University of Chicago: Computer Science: CSPP 56553: Winter 2004: Homework #4

CSPP 56553 - Artificial Intelligence
Winter 2004
Homework #4: Due February 18, 2004

Goals

Through this assignment you will:

Explore the use of decision tree learners.
Understand the use of the information theoretic entropy measure for selection of feature tests.
Relate decision trees to conditional rules.

Background

This homework continues our exploration of general techniques that can use the regularities in observed data to acquire functions from inputs vectors to output values or classifications. In other words, we will explore systems that can automatically learn from examples. In this assignment we will examine decision tree classifiers.

Problem 1

Playing Golf

In this assignment, we apply a public domain decision tree classifier c4.5 to the classification task. c4.5 is available on departmental Debian 2 linux machines (e.g. those in the 4th floor labs). c4.5 fairly directly implements the decision tree building and classification process described in class. c4.5 assumes that all the information for training and testing the decision tree classifier appears in three user defined files with a common base name. The three files for this example are:

golf.names: The first line of the file defines the output labels for the classifier. The remaining lines specify the names and types of the feature values, where the names are arbitrary, hopefully mnemonic, strings and the types are either discrete, continuous, or ignore. The last type instructs the learning algorithm to ignore the corresponding feature in training and testing.
golf.data: This file contains the training examples for the decision tree. Each line of the file corresponds to the feature vector for the example, where features appear in the same order as the names file, separated by commas, except that the last entry is the classification label.
golf.test: This file contains the held-out test examples for evaluation of the decision tree on unseen data. It has the same format as the training example file.
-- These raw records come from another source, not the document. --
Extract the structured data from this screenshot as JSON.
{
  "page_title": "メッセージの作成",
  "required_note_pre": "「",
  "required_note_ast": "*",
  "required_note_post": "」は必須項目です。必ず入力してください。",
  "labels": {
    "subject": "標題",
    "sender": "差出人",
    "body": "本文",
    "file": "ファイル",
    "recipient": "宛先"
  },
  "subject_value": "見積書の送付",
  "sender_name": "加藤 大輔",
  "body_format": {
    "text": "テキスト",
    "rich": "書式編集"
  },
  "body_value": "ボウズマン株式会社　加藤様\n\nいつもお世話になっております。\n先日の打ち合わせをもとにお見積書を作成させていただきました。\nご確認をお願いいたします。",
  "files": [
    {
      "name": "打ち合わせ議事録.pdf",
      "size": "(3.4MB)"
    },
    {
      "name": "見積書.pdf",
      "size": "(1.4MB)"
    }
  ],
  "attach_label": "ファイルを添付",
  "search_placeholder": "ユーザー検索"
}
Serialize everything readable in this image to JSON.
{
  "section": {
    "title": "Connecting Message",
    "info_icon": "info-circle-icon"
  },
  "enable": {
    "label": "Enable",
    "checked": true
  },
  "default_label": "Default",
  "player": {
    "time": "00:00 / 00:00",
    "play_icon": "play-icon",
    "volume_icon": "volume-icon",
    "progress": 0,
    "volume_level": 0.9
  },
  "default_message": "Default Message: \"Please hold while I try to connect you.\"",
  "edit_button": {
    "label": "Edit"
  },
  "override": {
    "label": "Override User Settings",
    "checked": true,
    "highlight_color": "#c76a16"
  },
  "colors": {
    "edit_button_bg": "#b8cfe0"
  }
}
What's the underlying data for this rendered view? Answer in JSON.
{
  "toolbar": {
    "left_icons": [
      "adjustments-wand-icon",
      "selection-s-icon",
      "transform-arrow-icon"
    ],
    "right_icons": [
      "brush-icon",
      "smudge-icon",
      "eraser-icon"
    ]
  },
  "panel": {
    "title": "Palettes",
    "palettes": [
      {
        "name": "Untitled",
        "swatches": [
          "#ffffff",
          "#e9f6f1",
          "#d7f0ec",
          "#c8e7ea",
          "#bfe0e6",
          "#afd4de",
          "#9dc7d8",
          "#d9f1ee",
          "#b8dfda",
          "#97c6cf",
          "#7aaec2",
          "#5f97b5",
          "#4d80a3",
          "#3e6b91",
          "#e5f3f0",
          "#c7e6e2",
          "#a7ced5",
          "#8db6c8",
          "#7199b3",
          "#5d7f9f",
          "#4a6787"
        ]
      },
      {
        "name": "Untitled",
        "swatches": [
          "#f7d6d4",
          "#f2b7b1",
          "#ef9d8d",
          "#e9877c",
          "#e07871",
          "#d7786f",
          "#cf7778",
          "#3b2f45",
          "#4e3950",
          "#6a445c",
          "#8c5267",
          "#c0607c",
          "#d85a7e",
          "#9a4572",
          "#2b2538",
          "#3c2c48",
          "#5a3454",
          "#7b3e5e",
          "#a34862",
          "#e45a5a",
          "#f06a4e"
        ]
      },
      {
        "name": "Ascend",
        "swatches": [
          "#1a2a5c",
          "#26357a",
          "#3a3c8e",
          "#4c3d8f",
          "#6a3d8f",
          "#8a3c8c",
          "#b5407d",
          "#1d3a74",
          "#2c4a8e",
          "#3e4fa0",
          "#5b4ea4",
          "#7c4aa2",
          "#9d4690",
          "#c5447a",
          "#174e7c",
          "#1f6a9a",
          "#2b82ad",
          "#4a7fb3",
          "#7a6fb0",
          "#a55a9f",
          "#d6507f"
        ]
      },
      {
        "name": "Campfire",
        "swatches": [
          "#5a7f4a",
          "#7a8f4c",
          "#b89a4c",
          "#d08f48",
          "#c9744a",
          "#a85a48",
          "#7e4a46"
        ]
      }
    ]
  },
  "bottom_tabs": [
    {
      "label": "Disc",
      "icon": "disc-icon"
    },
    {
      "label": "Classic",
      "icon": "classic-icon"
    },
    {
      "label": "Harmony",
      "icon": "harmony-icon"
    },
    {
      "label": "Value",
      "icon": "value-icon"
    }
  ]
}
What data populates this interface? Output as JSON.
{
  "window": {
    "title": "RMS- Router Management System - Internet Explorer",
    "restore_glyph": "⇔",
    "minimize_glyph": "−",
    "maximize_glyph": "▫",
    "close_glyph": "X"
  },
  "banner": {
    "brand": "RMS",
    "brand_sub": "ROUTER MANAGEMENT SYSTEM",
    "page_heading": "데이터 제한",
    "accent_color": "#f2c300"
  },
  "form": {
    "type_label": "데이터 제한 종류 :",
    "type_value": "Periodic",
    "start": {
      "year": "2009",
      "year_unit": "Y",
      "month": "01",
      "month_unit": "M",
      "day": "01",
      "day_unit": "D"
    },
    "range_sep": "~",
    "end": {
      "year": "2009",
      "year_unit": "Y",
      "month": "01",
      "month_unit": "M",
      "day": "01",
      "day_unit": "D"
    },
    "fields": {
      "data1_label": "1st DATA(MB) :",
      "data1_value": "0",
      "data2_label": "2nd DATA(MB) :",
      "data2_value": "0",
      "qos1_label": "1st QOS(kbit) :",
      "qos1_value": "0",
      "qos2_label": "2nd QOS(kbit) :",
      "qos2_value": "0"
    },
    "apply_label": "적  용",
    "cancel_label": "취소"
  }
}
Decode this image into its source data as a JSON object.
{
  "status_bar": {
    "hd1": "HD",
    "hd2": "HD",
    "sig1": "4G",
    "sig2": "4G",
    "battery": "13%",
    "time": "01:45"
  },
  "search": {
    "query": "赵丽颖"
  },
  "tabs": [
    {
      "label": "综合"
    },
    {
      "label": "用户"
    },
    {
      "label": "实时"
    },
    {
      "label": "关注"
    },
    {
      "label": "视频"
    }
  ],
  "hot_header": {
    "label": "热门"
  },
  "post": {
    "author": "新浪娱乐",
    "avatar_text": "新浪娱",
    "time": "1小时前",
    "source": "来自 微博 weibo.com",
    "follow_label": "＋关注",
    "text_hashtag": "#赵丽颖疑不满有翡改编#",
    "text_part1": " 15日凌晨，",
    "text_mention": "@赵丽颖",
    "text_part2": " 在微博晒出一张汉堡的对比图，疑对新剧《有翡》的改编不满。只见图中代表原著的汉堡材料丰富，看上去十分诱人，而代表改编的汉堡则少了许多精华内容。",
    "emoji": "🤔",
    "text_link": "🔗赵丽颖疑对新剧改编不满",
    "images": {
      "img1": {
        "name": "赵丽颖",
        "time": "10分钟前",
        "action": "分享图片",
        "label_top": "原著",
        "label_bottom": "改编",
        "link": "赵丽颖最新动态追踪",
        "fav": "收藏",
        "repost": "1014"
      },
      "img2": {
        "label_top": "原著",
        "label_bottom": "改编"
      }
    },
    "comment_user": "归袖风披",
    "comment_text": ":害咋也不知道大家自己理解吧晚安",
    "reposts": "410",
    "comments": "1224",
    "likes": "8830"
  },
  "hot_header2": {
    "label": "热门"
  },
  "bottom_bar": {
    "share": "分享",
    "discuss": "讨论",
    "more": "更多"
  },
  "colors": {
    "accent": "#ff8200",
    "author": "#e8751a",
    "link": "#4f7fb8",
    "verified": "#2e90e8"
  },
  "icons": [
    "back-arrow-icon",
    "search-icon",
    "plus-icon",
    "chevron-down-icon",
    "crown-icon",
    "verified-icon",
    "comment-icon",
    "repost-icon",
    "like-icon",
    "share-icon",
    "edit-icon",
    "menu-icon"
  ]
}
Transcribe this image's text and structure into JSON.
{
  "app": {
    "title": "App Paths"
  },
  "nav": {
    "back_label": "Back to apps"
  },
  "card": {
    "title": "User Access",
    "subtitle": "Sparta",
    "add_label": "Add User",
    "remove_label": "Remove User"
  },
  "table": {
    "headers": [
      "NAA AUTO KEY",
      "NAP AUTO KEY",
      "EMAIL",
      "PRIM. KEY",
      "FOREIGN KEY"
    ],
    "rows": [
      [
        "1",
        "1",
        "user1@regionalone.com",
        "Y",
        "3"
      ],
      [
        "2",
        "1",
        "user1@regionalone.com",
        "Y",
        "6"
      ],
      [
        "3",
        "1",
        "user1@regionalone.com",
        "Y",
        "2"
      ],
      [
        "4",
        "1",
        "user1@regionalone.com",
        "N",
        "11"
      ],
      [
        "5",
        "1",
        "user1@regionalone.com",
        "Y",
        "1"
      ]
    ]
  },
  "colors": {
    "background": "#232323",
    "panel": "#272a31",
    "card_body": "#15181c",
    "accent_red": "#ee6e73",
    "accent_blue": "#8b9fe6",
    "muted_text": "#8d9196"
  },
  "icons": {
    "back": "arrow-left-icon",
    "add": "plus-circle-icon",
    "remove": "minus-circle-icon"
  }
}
The golf.data and golf.names files can be found here. You will create your own golf.test. Additional training and test example tasks can be found in /opt/c4.5/c4.5-r8/Data/. The program is invoked as follows:

c4.5 -f golf

c4.5 -u -f golf

where the -u flag indicates testing on the unseen test file and -f identifies the root filename for the experiment. We consider the simple example of learning suitable weather conditions for playing an outdoor sport - such as golf - from examples.

Part A: Training and Testing

Use c4.5 as described above to build the classifier. What is the reported error rate on the training data? c4.5 also reports an "estimated" error on unseen data. Why is it different from the value on the training data? Why do you think it is so high for current training set?

After examining the training data and using your own sense of suitable weather, create a small (~10 samples) test data file. (golf.test) How does the classifier fare on your test data. Please submit your test file as well as the classification output.

Part B: Feature Selection

Based on the structure of the tree, what features are most important? Least important?

Part C: Trees to Rules

We have claimed that one of the virtues of decision trees is that it is easy read a set of if-then rules directly from the structure of the tree. Convert the decision tree generated by c4.5 to a set of if-then rules, where the elements of the antecedent (if) are the feature tests, and the consequent (then) is the classification.

Part D: Computing Entropy

To check your understanding, use the average entropy measure introduced in class to identify the first feature test for the tree yourself, based on the selecting the test that yields the lowest average disorder. If you do this by hand, please show ALL your work. You may alternatively write a short program to do this. If you code the entropy computation, please submit both your code and the output.

Part E: Irrelevant Attributes

It is claimed that decision trees are relatively robust to irrelevant attributes. Test this claim by adding an irrelevant feature - say the day of the week - randomly to the existing training and test samples. This will require that you modify the golf.names, golf.data, and golf.test files appropriately. Rerun the classifier. Are the claims about feature selection supported?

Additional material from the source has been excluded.